Re: Failing Linear Algebra:
Posted:
May 1, 2004 9:23 AM


Another correction! This is good, I'm learning stuff. I think this will be the last one or I risk looking a bit too much like JSH.
On Thu, 29 Apr 2004 19:40:06 0700, russell@mdli.com wrote:
[basis for kernel  mine  vs. bogus basis for solution set  his]
>My vectors are a basis  of the kernel, not of the solution set >(which has no basis). Yours are not a basis of any space relevant to >the problem, AFAICS.
They're not a basis of any relevant *subspace* of our domain.
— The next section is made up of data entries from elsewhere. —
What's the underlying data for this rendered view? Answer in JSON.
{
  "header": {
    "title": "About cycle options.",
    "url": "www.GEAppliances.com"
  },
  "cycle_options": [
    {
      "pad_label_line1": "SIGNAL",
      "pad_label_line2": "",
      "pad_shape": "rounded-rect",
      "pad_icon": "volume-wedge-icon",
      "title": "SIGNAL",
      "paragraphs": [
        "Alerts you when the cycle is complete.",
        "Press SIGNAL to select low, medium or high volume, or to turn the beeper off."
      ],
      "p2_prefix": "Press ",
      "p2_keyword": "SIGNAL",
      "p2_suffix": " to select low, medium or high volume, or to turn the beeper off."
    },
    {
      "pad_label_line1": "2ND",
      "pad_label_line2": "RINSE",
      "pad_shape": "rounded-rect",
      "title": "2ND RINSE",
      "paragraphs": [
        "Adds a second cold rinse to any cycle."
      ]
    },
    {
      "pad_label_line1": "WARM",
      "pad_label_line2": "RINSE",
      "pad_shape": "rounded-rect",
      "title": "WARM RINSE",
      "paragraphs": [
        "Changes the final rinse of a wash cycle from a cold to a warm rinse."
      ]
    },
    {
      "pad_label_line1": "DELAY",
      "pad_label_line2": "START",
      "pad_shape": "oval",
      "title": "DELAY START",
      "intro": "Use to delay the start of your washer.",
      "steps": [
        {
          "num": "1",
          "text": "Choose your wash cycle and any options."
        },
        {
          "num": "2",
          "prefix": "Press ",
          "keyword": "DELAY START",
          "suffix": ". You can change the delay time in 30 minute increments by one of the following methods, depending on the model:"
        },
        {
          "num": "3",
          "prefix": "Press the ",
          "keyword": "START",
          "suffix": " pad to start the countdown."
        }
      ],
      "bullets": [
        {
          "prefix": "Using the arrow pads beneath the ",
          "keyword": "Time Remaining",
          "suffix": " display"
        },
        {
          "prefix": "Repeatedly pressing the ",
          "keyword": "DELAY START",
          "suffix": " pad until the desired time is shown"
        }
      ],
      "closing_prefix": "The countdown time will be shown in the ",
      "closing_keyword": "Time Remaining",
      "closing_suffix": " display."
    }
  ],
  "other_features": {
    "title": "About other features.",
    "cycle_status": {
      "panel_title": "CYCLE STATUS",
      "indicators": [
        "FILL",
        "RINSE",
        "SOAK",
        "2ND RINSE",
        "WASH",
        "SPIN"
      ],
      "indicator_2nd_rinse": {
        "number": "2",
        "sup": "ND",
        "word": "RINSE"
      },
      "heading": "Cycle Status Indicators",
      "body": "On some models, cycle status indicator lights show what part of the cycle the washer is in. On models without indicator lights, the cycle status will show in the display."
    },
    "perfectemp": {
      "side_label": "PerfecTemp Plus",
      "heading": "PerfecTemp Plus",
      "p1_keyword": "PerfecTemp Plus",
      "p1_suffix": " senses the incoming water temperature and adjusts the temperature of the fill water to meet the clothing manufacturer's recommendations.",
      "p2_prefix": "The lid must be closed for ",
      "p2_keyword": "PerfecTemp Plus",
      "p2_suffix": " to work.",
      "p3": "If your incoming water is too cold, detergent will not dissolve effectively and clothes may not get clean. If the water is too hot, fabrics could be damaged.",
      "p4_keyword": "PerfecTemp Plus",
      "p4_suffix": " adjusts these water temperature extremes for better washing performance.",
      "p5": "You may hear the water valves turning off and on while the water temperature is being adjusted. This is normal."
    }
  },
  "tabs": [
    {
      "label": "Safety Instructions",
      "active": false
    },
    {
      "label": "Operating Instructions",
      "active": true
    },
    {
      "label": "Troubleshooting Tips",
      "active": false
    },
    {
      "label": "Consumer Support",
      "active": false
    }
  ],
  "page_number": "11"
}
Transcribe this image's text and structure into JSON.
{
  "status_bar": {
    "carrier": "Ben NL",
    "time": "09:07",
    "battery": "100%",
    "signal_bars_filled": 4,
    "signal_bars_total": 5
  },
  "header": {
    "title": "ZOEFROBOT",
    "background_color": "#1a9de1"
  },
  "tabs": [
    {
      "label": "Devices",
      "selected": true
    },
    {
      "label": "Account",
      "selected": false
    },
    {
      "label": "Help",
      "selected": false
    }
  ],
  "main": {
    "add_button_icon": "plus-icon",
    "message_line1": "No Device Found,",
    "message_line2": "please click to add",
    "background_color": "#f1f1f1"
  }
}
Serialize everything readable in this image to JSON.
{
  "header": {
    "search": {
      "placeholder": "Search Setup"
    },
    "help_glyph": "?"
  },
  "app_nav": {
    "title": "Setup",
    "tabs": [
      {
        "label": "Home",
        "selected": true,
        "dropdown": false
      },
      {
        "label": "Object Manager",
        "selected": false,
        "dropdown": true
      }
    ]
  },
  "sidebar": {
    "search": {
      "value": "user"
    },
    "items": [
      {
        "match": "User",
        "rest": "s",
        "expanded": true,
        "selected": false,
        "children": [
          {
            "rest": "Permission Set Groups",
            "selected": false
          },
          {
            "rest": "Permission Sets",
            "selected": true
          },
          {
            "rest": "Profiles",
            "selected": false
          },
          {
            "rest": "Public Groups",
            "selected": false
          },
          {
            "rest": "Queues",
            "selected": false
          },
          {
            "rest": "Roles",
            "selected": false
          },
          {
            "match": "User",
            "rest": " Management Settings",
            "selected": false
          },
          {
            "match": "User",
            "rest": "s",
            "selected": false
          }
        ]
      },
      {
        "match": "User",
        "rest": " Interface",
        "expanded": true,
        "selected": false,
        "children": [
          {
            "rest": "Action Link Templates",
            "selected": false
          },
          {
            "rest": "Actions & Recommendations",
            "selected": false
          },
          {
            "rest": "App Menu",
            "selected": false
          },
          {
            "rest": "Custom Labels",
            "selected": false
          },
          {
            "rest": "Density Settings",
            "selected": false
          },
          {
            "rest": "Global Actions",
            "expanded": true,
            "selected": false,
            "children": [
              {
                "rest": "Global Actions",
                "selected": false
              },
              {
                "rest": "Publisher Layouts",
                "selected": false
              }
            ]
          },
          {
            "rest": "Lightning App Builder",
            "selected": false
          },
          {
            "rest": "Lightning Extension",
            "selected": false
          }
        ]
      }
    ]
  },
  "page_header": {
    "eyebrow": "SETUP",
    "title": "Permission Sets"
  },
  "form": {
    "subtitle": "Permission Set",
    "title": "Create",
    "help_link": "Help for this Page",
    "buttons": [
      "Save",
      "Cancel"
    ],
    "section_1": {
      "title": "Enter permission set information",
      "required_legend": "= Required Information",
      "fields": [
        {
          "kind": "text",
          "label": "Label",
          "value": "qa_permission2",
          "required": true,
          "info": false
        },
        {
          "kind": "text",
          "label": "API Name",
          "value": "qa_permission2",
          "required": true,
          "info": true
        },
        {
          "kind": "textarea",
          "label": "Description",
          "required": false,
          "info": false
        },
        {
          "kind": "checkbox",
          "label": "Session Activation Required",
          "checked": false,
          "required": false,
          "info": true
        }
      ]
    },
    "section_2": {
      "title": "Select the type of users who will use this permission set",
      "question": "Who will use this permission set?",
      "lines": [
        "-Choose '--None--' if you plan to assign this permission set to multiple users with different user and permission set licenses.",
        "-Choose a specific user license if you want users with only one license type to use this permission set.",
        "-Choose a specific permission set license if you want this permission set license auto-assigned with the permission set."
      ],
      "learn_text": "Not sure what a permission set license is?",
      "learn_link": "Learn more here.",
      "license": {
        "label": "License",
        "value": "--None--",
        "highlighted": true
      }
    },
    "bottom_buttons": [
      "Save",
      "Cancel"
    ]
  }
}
But just for the record, I realize now that it *is* a basis for a 3D vector space that has + and * redefined to transform first into the kernel space, perform the operation normally there, and transform back; and that *is* a relevant vector space (namely, it is a vector space of all solution vectors). And that isn't the only way one could define + and * to generate the same solution set from that basis; but I think I've digressed far enough here... If Anonymous has any clue what I mean with all this, he will be doing very well indeed, otherwise not to worry.
Lesson: in math, one should never assert the nonexistence of something just because one has failed to think of an example.
[snip to R^2 example]
>You see the trouble your method got you into. Forget trying to get a >basis for your solution set  it isn't a vector space!
Not a vector space with the usual +,* operations of R^2, that is.